Мы взорвались смехом. Тетя Тара – красивая женщина, которая гордится каждым сантиметром своего тела. Еще в детстве мы поняли, что мама Джун была не такой. Если она когда-либо действительно любила свою дочь безоговорочно и со всеми ее – как она называла это – недостатками, то ей так и не удалось показать этого. Еще тогда мы решили создать собственную компанию, чтобы помогать людям организовывать красивые мероприятия, гала-концерты или благотворительные акции и многое другое. Чтобы сделать их счастливыми. Помочь им сделать счастливыми других. Или просто создать что-то новое, стать частью чего-то. Процесса, работы, какой-то идеи. Так, наша идея переросла в мечту. Ту, что существует и по сей день. И мы хорошая команда! Мне нравится планировать, и я думаю, что могу делать это довольно хорошо. А Джун – это идеальный человек для реализации таких планов. Ее стремление к действию, смелость и решительность – вот что отлично меня дополняет.
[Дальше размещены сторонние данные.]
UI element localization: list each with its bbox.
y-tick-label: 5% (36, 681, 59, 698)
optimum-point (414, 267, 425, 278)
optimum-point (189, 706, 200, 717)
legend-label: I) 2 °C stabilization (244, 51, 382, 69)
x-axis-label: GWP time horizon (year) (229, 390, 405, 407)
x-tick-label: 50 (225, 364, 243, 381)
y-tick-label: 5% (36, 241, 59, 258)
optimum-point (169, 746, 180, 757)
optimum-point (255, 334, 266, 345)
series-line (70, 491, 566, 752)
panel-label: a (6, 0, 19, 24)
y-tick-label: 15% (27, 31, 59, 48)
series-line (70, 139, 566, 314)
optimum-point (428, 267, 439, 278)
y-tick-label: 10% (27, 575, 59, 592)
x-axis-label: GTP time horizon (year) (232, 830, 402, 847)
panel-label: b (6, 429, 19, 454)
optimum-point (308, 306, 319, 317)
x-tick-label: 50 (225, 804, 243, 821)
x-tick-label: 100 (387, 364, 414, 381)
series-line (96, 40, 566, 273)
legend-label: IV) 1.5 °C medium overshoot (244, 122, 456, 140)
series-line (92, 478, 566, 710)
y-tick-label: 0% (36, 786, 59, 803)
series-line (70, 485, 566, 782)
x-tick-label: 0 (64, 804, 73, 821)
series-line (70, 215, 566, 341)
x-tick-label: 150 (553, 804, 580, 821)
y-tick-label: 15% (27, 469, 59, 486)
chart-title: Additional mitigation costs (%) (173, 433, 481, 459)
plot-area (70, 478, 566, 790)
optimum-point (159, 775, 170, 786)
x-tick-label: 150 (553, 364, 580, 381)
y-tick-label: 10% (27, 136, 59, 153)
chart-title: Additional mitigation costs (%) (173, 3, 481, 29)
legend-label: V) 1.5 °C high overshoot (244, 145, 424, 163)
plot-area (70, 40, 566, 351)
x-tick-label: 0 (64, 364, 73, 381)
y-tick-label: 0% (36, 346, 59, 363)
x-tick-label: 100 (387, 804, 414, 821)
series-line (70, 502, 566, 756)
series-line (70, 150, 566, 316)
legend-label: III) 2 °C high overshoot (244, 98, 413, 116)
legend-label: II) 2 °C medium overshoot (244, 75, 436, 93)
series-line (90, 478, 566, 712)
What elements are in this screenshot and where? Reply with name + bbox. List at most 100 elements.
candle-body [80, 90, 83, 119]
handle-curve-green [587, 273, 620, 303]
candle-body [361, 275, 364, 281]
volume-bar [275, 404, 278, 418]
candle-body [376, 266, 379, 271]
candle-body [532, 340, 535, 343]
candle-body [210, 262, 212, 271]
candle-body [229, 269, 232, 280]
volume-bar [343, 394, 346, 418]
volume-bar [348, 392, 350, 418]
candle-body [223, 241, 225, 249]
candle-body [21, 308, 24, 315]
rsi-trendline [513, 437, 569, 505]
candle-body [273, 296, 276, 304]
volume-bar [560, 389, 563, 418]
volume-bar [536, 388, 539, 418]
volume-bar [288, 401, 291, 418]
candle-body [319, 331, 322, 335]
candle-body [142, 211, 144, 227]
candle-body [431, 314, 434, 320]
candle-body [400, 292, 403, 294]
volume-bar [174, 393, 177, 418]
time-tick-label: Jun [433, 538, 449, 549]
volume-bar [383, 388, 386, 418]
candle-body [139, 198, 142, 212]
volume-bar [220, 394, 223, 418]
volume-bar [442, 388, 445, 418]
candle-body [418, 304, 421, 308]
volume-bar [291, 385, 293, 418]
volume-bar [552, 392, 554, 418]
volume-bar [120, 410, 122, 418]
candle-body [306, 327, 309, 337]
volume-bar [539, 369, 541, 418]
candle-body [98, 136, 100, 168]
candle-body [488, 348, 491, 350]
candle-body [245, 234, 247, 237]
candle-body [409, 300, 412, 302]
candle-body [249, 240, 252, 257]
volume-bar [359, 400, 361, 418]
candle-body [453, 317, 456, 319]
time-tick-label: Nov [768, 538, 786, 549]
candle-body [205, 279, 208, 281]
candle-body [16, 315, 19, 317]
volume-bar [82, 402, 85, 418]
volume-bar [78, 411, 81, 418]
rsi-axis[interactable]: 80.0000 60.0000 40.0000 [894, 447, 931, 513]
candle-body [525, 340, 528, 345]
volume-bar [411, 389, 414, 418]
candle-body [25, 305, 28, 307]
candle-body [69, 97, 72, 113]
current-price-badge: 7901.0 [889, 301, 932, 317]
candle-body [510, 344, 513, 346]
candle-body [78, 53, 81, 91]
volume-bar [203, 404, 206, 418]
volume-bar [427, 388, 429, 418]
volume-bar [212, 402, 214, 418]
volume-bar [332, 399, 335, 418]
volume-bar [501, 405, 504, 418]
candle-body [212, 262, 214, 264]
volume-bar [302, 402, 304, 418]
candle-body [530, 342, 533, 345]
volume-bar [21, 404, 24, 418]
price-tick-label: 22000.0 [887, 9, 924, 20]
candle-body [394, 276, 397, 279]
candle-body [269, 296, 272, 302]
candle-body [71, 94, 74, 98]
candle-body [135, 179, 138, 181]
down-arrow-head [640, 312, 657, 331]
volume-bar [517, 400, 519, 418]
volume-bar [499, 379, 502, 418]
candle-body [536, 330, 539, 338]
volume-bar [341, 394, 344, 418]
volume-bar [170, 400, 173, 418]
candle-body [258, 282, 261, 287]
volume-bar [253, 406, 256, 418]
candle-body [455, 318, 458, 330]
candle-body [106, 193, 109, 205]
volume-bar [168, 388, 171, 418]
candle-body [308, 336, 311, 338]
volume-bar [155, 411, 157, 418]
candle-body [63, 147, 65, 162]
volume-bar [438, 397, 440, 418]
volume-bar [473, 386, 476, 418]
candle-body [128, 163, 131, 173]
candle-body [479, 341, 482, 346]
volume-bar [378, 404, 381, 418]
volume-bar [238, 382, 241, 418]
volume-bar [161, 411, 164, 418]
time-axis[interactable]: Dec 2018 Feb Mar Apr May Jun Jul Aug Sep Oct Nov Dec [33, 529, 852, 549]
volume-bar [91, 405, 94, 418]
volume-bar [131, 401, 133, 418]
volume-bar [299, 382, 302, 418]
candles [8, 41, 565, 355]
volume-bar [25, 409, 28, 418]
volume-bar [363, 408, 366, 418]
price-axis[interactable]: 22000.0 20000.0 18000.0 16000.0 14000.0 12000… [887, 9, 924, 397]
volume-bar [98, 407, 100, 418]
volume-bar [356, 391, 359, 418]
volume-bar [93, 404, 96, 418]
– В любом случае теперь я спокойна и рада, что у тебя все хорошо. По крайней мере, на данный момент. И что тебе больше не нужно беспокоиться о крыше над головой.

– Купер тоже живет здесь! – внезапно вырывается у меня изо рта, и я закрываю глаза, мысленно застонав от негодования.

– Что?

– Купер с Мэйсоном хорошие друзья. Еще здесь живет Дилан. Но мы пока незнакомы.

– Мужская общага! Боже, не говори об этом своему отцу. Иначе он приедет сюда с подмогой, чтобы спасать тебя, и подвергнет парней глубокому допросу. Хотя твой папа, вероятно, сперва узнает их уровень образования.

Сначала я хочу посмеяться над этим, но потом поджимаю губы. Вот блин, она права! Папа работал учителем, и он до сих пор постоянно испытывает непреклонное желание задавать людям вопросы обо всем на свете, иногда смущая их этим. И конечно же, в случае ошибок, он неудержимо поправляет их. Мама называла это его геном занудства. Пожалуй, лучше будет скрыть от него эту деталь моих жилищных условий. По крайней мере, пока.

– Так, значит, Купер, – повторяет она каким-то слишком уж писклявым тоном.

– Мне надо идти. Встретимся завтра утром в университете, хорошо? У главного входа.

– О, брось! Не говори мне, что он тебе не нравится или, по крайней мере, что он тебе неинтересен. Он привлекательный? Хорошенький? Что-то там есть, я это чувствую.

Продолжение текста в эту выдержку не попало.